A tak zbierała na onem polu aż do wieczora; i wymłóciła to, co zebrała, i miała jakoby z efę jęczmienia.
18 Then she took it up and went into the town and showed her mother-in-law what she had gleaned. She also brought out and gave her that which she had left from her meal after she had had enough.
A wziąwszy to, szła do miasta, i oglądała świekra jej to, co nazbierała; a wyjąwszy dała jej i to, co jej zostało, gdy się najadła.
19 “Where did you glean today, and where did you work?” asked her mother-in-law. “A blessing on him who took notice of you!” So she told her mother-in-law where she had worked. “The name of the man with whom I worked today,” she said, “is Boaz.”

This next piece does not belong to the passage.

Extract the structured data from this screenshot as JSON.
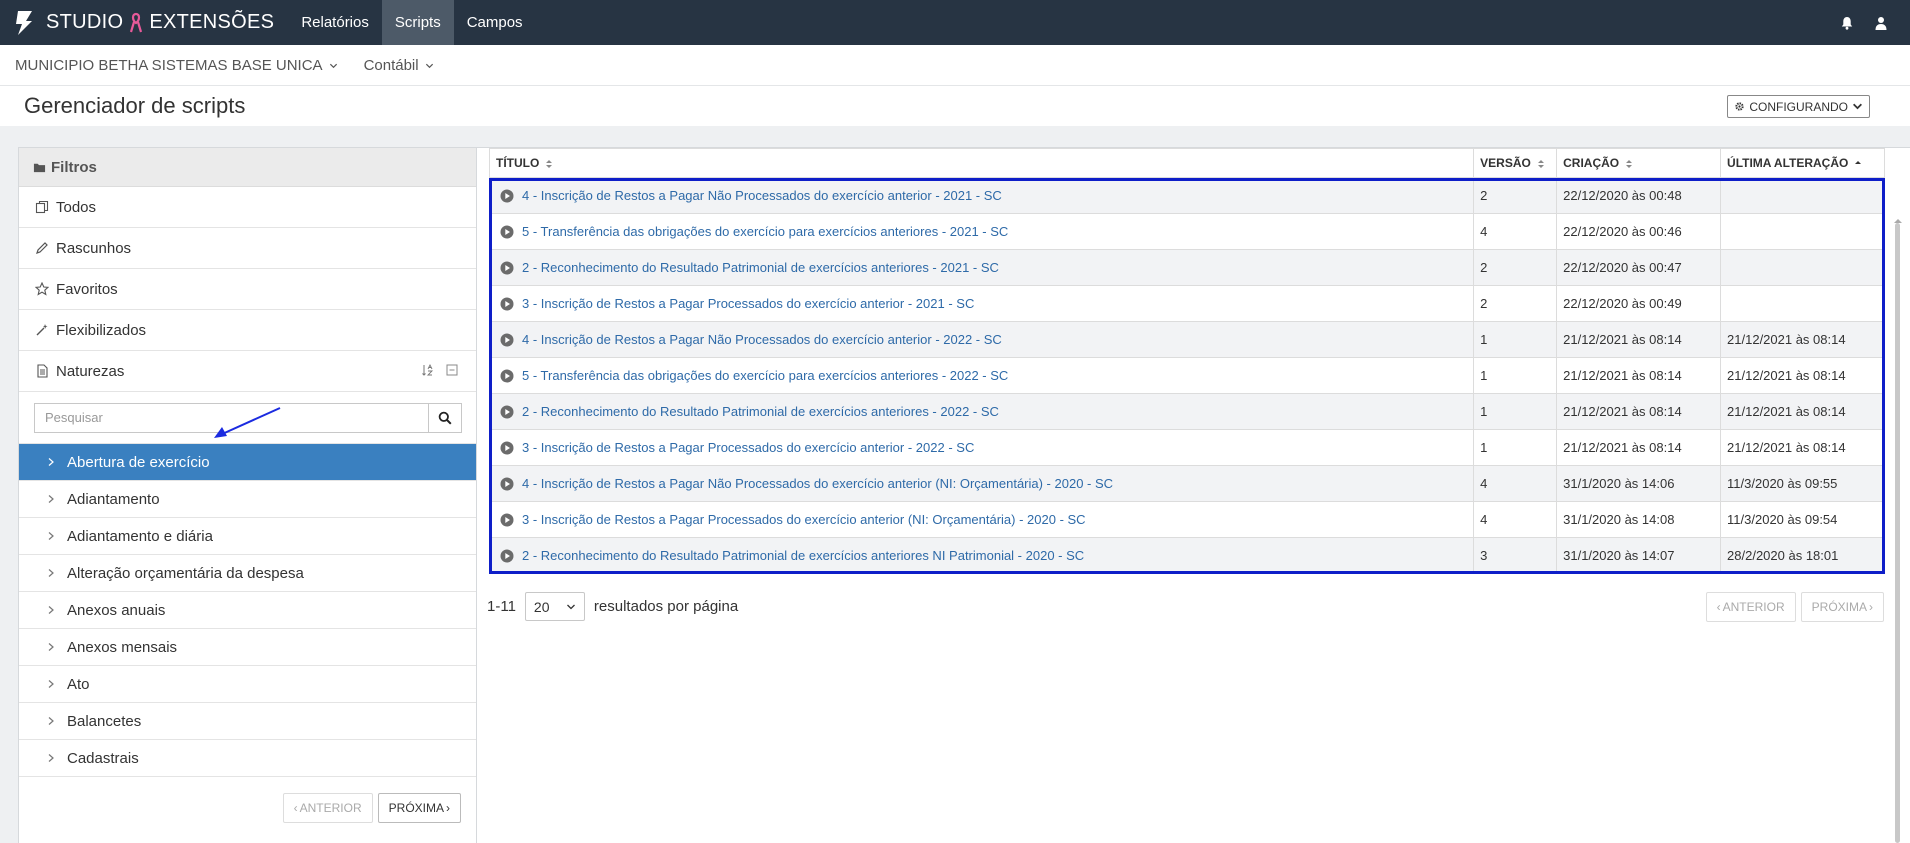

I rzekła do niej świekra jej: Kędyżeś dziś zbierała, a gdzieś robiła? niechajże ten, który na cię miał baczenie, błogosławionym będzie. I oznajmiła świekrze swej, u kogo robiła, mówiąc: Imię męża, u któregom dziś robiła, Booz.
20 Naomi said to her daughter-in-law, “May the blessing of the Lord rest on this man who has not ceased to show his loving-kindness to the living and to the dead. The man,” she added, “is a near relation of ours.”

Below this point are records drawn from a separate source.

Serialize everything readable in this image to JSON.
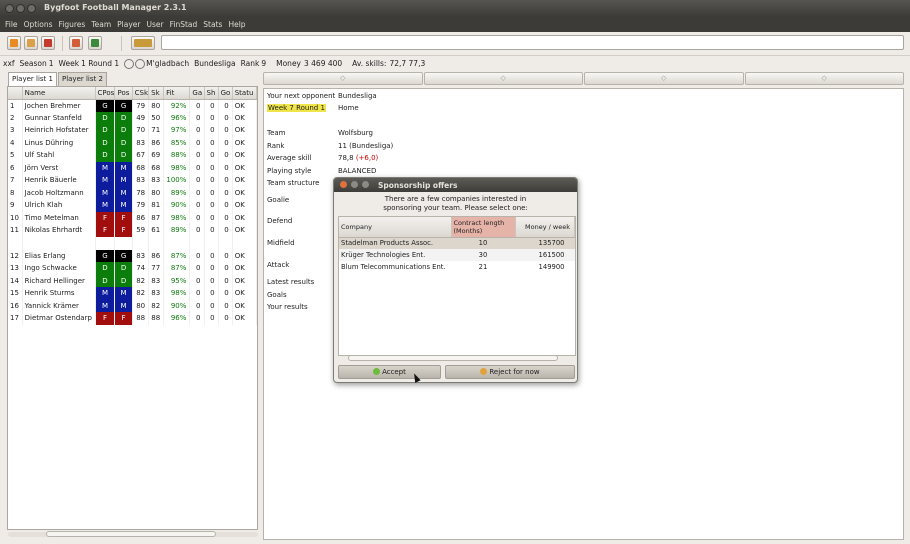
{
  "window": {
    "title": "Bygfoot Football Manager 2.3.1"
  },
  "menu": [
    "File",
    "Options",
    "Figures",
    "Team",
    "Player",
    "User",
    "FinStad",
    "Stats",
    "Help"
  ],
  "toolbar": {
    "icons": [
      "open-icon",
      "save-icon",
      "quit-icon",
      "home-icon",
      "transfer-icon",
      "new-week-icon"
    ]
  },
  "info": {
    "user": "xxf",
    "season_label": "Season",
    "season": "1",
    "week_label": "Week",
    "week": "1 Round 1",
    "team": "M'gladbach",
    "league": "Bundesliga",
    "rank_label": "Rank",
    "rank": "9",
    "money_label": "Money",
    "money": "3 469 400",
    "avskills_label": "Av. skills:",
    "avskills": "72,7  77,3"
  },
  "tabs": [
    "Player list 1",
    "Player list 2"
  ],
  "player_table": {
    "columns": [
      "",
      "Name",
      "CPos",
      "Pos",
      "CSk",
      "Sk",
      "Fit",
      "Ga",
      "Sh",
      "Go",
      "Statu"
    ],
    "rows": [
      [
        "1",
        "Jochen Brehmer",
        "G",
        "G",
        "79",
        "80",
        "92%",
        "0",
        "0",
        "0",
        "OK"
      ],
      [
        "2",
        "Gunnar Stanfeld",
        "D",
        "D",
        "49",
        "50",
        "96%",
        "0",
        "0",
        "0",
        "OK"
      ],
      [
        "3",
        "Heinrich Hofstater",
        "D",
        "D",
        "70",
        "71",
        "97%",
        "0",
        "0",
        "0",
        "OK"
      ],
      [
        "4",
        "Linus Dühring",
        "D",
        "D",
        "83",
        "86",
        "85%",
        "0",
        "0",
        "0",
        "OK"
      ],
      [
        "5",
        "Ulf Stahl",
        "D",
        "D",
        "67",
        "69",
        "88%",
        "0",
        "0",
        "0",
        "OK"
      ],
      [
        "6",
        "Jörn Verst",
        "M",
        "M",
        "68",
        "68",
        "98%",
        "0",
        "0",
        "0",
        "OK"
      ],
      [
        "7",
        "Henrik Bäuerle",
        "M",
        "M",
        "83",
        "83",
        "100%",
        "0",
        "0",
        "0",
        "OK"
      ],
      [
        "8",
        "Jacob Holtzmann",
        "M",
        "M",
        "78",
        "80",
        "89%",
        "0",
        "0",
        "0",
        "OK"
      ],
      [
        "9",
        "Ulrich Klah",
        "M",
        "M",
        "79",
        "81",
        "90%",
        "0",
        "0",
        "0",
        "OK"
      ],
      [
        "10",
        "Timo Metelman",
        "F",
        "F",
        "86",
        "87",
        "98%",
        "0",
        "0",
        "0",
        "OK"
      ],
      [
        "11",
        "Nikolas Ehrhardt",
        "F",
        "F",
        "59",
        "61",
        "89%",
        "0",
        "0",
        "0",
        "OK"
      ],
      [
        "",
        "",
        "",
        "",
        "",
        "",
        "",
        "",
        "",
        "",
        ""
      ],
      [
        "12",
        "Elias Erlang",
        "G",
        "G",
        "83",
        "86",
        "87%",
        "0",
        "0",
        "0",
        "OK"
      ],
      [
        "13",
        "Ingo Schwacke",
        "D",
        "D",
        "74",
        "77",
        "87%",
        "0",
        "0",
        "0",
        "OK"
      ],
      [
        "14",
        "Richard Hellinger",
        "D",
        "D",
        "82",
        "83",
        "95%",
        "0",
        "0",
        "0",
        "OK"
      ],
      [
        "15",
        "Henrik Sturms",
        "M",
        "M",
        "82",
        "83",
        "98%",
        "0",
        "0",
        "0",
        "OK"
      ],
      [
        "16",
        "Yannick Krämer",
        "M",
        "M",
        "80",
        "82",
        "90%",
        "0",
        "0",
        "0",
        "OK"
      ],
      [
        "17",
        "Dietmar Ostendarp",
        "F",
        "F",
        "88",
        "88",
        "96%",
        "0",
        "0",
        "0",
        "OK"
      ]
    ]
  },
  "opponent": {
    "next_label": "Your next opponent",
    "next_value": "Bundesliga",
    "week_value": "Week 7 Round 1",
    "venue": "Home",
    "team_label": "Team",
    "team_value": "Wolfsburg",
    "rank_label": "Rank",
    "rank_value": "11 (Bundesliga)",
    "avg_label": "Average skill",
    "avg_value": "78,8",
    "avg_diff": "(+6,0)",
    "style_label": "Playing style",
    "style_value": "BALANCED",
    "structure_label": "Team structure",
    "goalie_label": "Goalie",
    "defend_label": "Defend",
    "midfield_label": "Midfield",
    "attack_label": "Attack",
    "latest_label": "Latest results",
    "goals_label": "Goals",
    "yours_label": "Your results"
  },
  "dialog": {
    "title": "Sponsorship offers",
    "message_1": "There are a few companies interested in",
    "message_2": "sponsoring your team. Please select one:",
    "columns": [
      "Company",
      "Contract length (Months)",
      "Money / week"
    ],
    "rows": [
      [
        "Stadelman Products Assoc.",
        "10",
        "135700"
      ],
      [
        "Krüger Technologies Ent.",
        "30",
        "161500"
      ],
      [
        "Blum Telecommunications Ent.",
        "21",
        "149900"
      ]
    ],
    "accept": "Accept",
    "reject": "Reject for now"
  },
  "colors": {
    "goalkeeper": "#000000",
    "defender": "#0b7d0b",
    "midfielder": "#0c1c9c",
    "forward": "#a20e0e",
    "fit_text": "#0a7a0a"
  }
}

Potem rzekła Noemi do synowy swojej: Niech będzie błogosławionym od Pana, który nie zawściągnął miłosierdzia swego od żywych i od umarłych. Nadto jeszcze rzekła Noemi: Ten mąż jest powinowatym naszym, i z pokrewnych naszych.
21 “He told me,” Ruth said, “that I must keep near his young men until they have completed all his harvest.”
Rzekła jej też Rut Moabitka: Nadto mi jeszcze mówił on mąż: Trzymaj się czeladzi mojej, póki nie pożną wszystkiego zboża mego.
22 Naomi said to Ruth, “It is best, my daughter, that you should go out with his girls because you might not be as safe in another field.”
Tedy rzekła Noemi do Ruty, synowy swej: Dobrze, córko moja, iż będziesz chodziła z dziewkami jego, żebyć kto przeciwnym nie był na polu innem.
23 So she gleaned with the girls of Boaz until the end of the barley and wheat harvest; but she lived with her mother-in-law.
Przetoż się trzymała służebnic Boozowych, i zbierała kłosy, póki się nie skończyło żniwo jęczmienne, i żniwo pszeniczne. Potem mieszkała u świekry swojej.